Housing finance commitments increased by 2.1% in December, according to the latest figures from the Australian Bureau of Statistics. The figures show the number of loans given out rose to 51,706 in December, on a seasonally adjusted basis.
The value of loans for owner-occupiers rose by 2.3% to $14.7 billion, with the value of loans for investment homes up by 3% to $6.82 billion. However, the number of commitments to purchase new homes fell by 10.1%, with commitments to purchase established homes rising 3%.
The number of commitments made for building new homes rose by only 1%.
Westpac said in a statement the result was “remarkable”, and that “the positives for housing market have outweighed the negative of higher rates in November – a truly surprising result”.
Federal Court slams Optus slammed for misleading advertising
Telecommunications giant Optus has been slammed by the Federal Court for misleading advertising, after it found that packages promoted as being “unlimited” were not actually unlimited at all.
The ACCC released a statement this morning saying that telco providers must think about the ramifications of their actions when advertising connection packages that don’t deliver as promised.
The Federal Court found that Optus was selling a package of broadband connections that promised “unlimited” downloads.
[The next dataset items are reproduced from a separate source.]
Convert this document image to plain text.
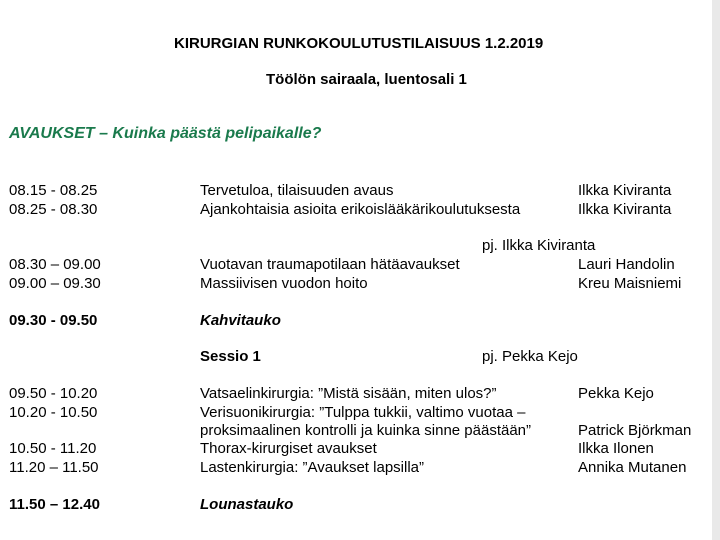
KIRURGIAN RUNKOKOULUTUSTILAISUUS 1.2.2019
Töölön sairaala, luentosali 1
AVAUKSET – Kuinka päästä pelipaikalle?
08.15 - 08.25	Tervetuloa, tilaisuuden avaus	Ilkka Kiviranta
08.25 - 08.30	Ajankohtaisia asioita erikoislääkärikoulutuksesta	Ilkka Kiviranta
pj. Ilkka Kiviranta
08.30 – 09.00	Vuotavan traumapotilaan hätäavaukset	Lauri Handolin
09.00 – 09.30	Massiivisen vuodon hoito	Kreu Maisniemi
09.30 - 09.50	Kahvitauko
Sessio 1	pj. Pekka Kejo
09.50 - 10.20	Vatsaelinkirurgia: ”Mistä sisään, miten ulos?”	Pekka Kejo
10.20 - 10.50	Verisuonikirurgia: ”Tulppa tukkii, valtimo vuotaa –
proksimaalinen kontrolli ja kuinka sinne päästään”	Patrick Björkman
10.50 - 11.20	Thorax-kirurgiset avaukset	Ilkka Ilonen
11.20 – 11.50	Lastenkirurgia: ”Avaukset lapsilla”	Annika Mutanen
11.50 – 12.40	Lounastauko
However, these plans stated that once users reached a limit of 15GB or 30GB of downloads, their speeds were drastically reduced.
The ACCC found that at this speed, the broadband service is “practically unusable for popular internet usages including downloading movies and television programs, streaming video and video calls”.
“The existence of the condition was disclosed but only in very small print in the advertisements. No explanation was given by Optus in the advertisements as to the effect that throttling would have on the functionality of the consumer’s user experience,” the ACCC found.
Injunctions imposed by the court will prevent Optus from stating services are “unlimited” when in fact they are not.
“Telecommunications providers should now be in no doubt that the ACCC will take action against them if they engage in misleading advertising. The Competition and Consumer Act 2010 demands truth in advertising and consumers deserve nothing less,” ACCC chair Graeme Samuel said.
Shares open higher after Egyptian unrest eases
The Australian share market has opened higher this morning after unrest eased in Egypt where president Hosni Mubarak announced he would be stepping down immediately.
The benchmark S&P/ASX200 index was up 50 points or 1.03% to 4931.4 at 12.10 AEST, while the Australian dollar also lifted above parity.
AMP shares gained 1.12% to $5.43, as NAB shares rose 1.32% to $26.03. ANZ gained 1.85% to $25.37 as Westpac gained 1.37% to $24.39.
Leighton Holdings drops profit forecast
Leighton Holdings has said it expects full year profit to drop by more than 20%, with first-half profit already falling by 25 to $218.25 million.
The company said revenue grew 5% in the first half to $7.37 billion, but said that cost overruns and the high Australian dollar will result in a lower than usual profit.
“While we have issues to deal with, which we are, Leighton has a record $45.6 billion of work in hand and most of our major markets – Australian infrastructure and resources, and most of Asia – are very positive,” chief executive David Stewart said in a statement.
“We are bringing a rigorous approach to the existing and any new businesses and are focused on reducing costs and increasing margins so as to return Leighton to its historic performance levels.”
Insurance Australia Group profit to fall 50%
Insurance Australia Group has said its first half profit will drop by more than 50%, with the company expecting a full result of about $161 million, down from $329 million in the previous corresponding quarter.
“We have made progress during the period in remediating our operation in the UK, but I’m disappointed to report that bodily injury claim inflation has continued to affect the local industry, and has exceeded our previously held expectations,” chief executive Mike Wilkins said in a statement.